Communication breakdown. The cum­bersome, multistep PA process opens the door to miscommunication. This happens often, I’ve found: The physician wastes time because the pharmacist passed along an incomplete message, or a patient gives vague or confusing information in try­ing to transmit what the pharmacist said. Sometimes, when physicians get through to a live person at the PBM, they are told that the pharmacist misinformed the office: No, the medication didn’t require PA after all.

Why can’t PBMs streamline the process, sparing busy physicians’ offices the time spent on initial telephone calls, by install­ing software that would allow the pharma­cist who first encounters a payment block to, with a few keystrokes, instantly send the relevant questionnaire to the physi­cian’s fax machine or computer?


Obstacles to satisfaction
From the perspective of the patient, the word that probably best characterizes his emotional response to the PA process is “helpless.” He wasn’t expecting a denial; it’s likely that he hadn’t been fully or clearly informed at the time he selected the insurer that he might someday face such an obstacle.

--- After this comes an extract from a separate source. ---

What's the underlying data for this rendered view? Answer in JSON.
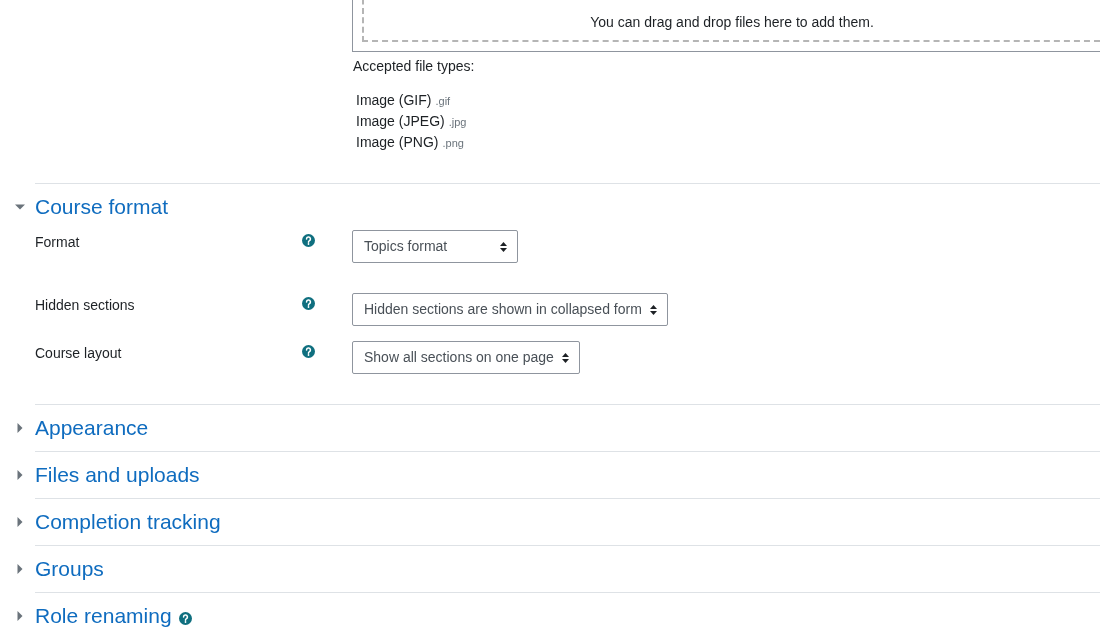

Even though he had a legal prescription, written by a physician, any attempt to go back to the insurer or the PBM to complain is rarely successful. If he tried, he would likely get no satisfaction: The clerk at the other end of the telephone would swiftly inform him that there were a number of complicated rules, policies, or “step programs” that must be adhered to before the PBM pays for a prescription.

Even if the medication is covered, the patient might be told that there are “quan­tity limits” that prevent reimbursement for the prescription as written—limits that were not made explicit when he signed up for the insurance plan. All these obstacles can generate confusion, anxiety, frustra­tion, and anger—understandably so.